“
“Much debate surrounds the role of the left inferior
frontal gyrus (LIFG). Evidence from lesion and neuroimaging studies suggests the LIFG supports a selection mechanism used in single word generation. Single case studies of dynamic aphasic patients with LIFG damage concur with this and extend the finding to selection of sentences at the conceptual preparation stage of language generation. A neuropsychological group with unselected focal frontal and non-frontal lesions is assessed on a sentence generation task that varied the number of possible conceptual propositions available for selection. Frontal patients with LIFG damage when compared to Frontal patients without LIFG damage and Posterior patients were selectively impaired on sentence generation tests only when stimuli activated multiple conceptual propositions Pitavastatin purchase that compete with each other for selection. We found that this selective impairment is critical for reduced Lonafarnib cost speech rate, the core deficit of
dynamic aphasia, and we would argue it is causative for one form of dynamic aphasia associated with LIFG lesions. These results provide evidence that the LIFG is crucial for selecting among multiple competing conceptual propositions for language generation. Crown Copyright (C) 2010 Published by Elsevier Ltd. All rights reserved.”
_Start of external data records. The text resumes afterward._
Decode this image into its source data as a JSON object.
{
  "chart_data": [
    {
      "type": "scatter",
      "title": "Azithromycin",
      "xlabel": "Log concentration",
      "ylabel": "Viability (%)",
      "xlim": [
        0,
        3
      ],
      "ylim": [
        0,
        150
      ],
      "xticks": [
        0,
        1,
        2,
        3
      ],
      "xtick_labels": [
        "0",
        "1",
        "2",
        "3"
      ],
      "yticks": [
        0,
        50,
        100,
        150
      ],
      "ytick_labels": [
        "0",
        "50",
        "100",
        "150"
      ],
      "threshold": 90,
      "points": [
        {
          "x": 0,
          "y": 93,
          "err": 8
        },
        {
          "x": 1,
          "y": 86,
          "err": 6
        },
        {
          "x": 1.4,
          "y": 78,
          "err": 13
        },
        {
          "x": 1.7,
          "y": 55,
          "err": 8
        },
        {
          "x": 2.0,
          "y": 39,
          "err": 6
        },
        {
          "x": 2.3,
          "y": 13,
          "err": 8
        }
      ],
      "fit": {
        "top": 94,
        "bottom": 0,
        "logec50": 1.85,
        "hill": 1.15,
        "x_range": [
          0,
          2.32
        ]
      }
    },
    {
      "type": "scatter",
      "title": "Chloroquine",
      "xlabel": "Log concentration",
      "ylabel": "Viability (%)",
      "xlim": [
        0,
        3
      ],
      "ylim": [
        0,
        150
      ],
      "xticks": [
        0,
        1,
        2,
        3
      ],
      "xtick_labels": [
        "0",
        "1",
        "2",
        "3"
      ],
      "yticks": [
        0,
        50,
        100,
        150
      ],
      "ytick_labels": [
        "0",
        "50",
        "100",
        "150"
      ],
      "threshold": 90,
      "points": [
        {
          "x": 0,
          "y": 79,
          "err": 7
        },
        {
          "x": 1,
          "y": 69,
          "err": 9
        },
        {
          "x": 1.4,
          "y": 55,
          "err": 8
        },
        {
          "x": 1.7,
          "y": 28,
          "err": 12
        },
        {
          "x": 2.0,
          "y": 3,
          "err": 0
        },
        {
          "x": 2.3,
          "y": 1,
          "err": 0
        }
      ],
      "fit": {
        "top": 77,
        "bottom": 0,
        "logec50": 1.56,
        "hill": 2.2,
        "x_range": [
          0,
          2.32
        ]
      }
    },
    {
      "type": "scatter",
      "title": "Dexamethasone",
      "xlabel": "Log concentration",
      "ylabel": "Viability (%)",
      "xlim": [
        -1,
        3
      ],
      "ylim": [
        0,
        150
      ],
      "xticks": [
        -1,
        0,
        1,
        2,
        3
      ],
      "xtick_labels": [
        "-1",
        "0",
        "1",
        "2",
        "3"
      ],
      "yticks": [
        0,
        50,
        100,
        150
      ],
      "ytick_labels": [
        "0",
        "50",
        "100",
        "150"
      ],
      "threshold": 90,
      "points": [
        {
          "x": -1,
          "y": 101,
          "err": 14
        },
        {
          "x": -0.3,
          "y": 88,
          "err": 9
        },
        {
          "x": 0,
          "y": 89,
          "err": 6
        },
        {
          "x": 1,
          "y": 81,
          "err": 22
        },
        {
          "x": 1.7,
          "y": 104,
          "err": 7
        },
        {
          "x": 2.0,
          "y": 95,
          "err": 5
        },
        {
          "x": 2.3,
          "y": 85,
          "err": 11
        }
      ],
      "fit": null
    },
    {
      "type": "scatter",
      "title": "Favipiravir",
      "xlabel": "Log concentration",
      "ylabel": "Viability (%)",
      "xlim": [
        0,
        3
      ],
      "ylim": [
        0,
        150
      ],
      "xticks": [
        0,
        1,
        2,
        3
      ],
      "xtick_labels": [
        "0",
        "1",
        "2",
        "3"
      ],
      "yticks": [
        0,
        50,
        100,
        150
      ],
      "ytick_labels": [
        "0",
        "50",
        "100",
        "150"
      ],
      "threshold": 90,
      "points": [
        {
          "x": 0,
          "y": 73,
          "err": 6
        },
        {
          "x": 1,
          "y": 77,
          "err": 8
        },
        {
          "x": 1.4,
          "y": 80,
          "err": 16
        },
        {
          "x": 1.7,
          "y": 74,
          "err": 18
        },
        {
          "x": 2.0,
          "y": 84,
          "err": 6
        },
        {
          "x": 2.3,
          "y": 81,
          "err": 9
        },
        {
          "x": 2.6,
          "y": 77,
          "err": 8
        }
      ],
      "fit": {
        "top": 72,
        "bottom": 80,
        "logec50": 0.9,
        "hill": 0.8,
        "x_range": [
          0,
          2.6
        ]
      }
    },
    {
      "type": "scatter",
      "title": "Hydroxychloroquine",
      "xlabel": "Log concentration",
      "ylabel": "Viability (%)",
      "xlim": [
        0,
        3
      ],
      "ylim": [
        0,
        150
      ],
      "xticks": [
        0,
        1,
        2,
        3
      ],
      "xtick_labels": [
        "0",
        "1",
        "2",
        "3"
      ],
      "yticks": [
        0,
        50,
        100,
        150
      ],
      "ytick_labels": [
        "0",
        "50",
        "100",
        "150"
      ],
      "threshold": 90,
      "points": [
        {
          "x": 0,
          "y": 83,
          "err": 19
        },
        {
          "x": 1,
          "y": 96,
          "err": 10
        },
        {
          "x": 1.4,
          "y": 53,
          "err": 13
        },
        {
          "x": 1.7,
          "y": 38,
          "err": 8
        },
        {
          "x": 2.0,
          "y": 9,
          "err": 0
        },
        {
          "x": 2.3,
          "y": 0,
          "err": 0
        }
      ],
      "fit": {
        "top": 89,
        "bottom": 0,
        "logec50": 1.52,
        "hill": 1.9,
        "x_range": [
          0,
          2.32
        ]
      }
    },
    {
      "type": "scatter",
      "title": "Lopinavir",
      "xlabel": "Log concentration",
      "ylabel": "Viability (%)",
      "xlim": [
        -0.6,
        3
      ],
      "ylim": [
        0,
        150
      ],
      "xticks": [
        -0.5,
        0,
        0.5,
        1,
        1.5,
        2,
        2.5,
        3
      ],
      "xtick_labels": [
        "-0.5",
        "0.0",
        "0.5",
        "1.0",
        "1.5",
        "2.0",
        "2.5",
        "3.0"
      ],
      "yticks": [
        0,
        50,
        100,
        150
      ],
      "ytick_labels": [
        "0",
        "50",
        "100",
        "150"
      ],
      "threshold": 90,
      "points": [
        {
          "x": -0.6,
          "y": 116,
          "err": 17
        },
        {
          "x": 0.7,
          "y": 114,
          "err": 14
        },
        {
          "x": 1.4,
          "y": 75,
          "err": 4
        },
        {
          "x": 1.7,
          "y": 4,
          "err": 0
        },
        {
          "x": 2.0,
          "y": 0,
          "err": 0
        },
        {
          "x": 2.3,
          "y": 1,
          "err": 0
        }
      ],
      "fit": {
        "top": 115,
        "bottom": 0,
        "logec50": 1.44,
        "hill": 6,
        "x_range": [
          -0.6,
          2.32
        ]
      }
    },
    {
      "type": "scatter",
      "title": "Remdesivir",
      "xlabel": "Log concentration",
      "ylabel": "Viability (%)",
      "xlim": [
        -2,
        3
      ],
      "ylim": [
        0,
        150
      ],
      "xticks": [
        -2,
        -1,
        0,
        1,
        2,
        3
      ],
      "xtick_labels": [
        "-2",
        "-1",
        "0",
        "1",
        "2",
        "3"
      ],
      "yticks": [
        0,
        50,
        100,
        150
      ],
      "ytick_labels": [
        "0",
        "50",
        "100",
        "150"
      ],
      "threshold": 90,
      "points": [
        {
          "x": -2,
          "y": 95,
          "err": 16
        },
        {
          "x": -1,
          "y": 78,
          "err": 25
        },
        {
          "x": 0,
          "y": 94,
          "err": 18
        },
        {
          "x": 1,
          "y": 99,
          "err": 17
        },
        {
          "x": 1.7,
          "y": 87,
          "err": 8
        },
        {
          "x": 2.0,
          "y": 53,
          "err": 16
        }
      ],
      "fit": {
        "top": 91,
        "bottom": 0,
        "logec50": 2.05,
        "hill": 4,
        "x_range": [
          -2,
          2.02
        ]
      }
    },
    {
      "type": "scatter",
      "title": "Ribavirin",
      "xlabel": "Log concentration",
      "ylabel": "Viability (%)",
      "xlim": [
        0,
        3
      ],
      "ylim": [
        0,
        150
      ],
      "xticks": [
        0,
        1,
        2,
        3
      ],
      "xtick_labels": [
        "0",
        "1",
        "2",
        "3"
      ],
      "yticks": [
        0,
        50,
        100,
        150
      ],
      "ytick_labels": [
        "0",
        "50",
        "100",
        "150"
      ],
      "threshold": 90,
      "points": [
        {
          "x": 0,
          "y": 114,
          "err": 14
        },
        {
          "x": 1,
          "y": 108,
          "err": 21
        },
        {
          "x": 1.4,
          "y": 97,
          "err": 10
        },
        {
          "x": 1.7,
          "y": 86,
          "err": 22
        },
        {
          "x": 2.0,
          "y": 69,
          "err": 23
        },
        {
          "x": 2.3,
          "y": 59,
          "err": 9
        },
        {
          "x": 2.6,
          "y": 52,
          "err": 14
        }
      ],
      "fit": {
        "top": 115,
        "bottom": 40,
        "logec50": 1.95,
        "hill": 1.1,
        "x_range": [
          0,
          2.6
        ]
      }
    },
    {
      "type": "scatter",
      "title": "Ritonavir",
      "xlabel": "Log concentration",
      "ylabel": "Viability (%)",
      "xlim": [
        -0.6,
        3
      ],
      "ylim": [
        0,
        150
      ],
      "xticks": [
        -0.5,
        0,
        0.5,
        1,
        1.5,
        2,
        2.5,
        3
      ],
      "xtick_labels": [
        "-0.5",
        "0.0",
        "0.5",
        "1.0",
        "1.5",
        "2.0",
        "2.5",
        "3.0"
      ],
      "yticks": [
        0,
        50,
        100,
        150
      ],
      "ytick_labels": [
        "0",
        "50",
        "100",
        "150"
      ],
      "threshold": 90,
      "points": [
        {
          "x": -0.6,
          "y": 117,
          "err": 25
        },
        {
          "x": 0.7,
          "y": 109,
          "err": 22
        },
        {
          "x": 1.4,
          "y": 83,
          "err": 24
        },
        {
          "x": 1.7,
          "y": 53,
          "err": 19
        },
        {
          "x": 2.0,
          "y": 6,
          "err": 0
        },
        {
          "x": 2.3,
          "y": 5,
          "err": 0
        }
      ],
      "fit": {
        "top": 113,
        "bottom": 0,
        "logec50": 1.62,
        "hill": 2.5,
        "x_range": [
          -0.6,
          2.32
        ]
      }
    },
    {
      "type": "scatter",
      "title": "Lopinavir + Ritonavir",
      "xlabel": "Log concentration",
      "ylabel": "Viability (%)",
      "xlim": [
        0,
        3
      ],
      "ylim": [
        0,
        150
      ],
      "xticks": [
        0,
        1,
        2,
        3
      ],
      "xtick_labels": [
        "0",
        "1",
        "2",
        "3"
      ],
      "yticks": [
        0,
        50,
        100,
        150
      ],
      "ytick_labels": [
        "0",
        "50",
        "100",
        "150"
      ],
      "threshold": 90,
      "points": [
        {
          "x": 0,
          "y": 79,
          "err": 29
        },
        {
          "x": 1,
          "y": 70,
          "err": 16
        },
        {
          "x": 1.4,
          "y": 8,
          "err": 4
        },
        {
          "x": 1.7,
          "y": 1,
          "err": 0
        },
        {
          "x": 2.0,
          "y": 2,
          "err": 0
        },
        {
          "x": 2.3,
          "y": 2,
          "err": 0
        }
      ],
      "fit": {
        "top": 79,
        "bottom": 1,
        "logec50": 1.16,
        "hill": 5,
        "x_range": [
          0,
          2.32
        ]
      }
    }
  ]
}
“Several live attenuated first influenza virus A/California/7/09 (H1N1) (CA09) candidate vaccine variants that possess the hemagglutinin (HA) and neuraminidase (NA) gene segments from the CA09 virus and six internal protein gene segments from the cold-adapted
influenza virus A/Ann Arbor/6/60 (H2N2) virus were generated by reverse genetics. The reassortant viruses replicated relatively poorly in embryonated chicken eggs. To improve virus growth in eggs, reassortants expressing the HA and NA of CA09 were passaged in MDCK cells and variants exhibiting large-plaque morphology were isolated. These variants replicated at levels approximately 10-fold higher than the rate of replication of the parental strains in embryonated chicken eggs. Sequence analysis indicated that single amino acid changes at positions 119, 153, 154, and 186 were responsible for the improved growth properties in MDCK cells and eggs. In addition, the introduction of a mutation at residue 155 that was previously shown to enhance the replication of a 1976 swine influenza virus also significantly improved the replication of the CA09 virus in eggs. Each variant was further evaluated for receptor binding preference, antigenicity, attenuation phenotype, and immunogenicity. Mutations at residues 153, 154, and 155 drastically reduced viral antigenicity, which made these mutants unsuitable as vaccine candidates.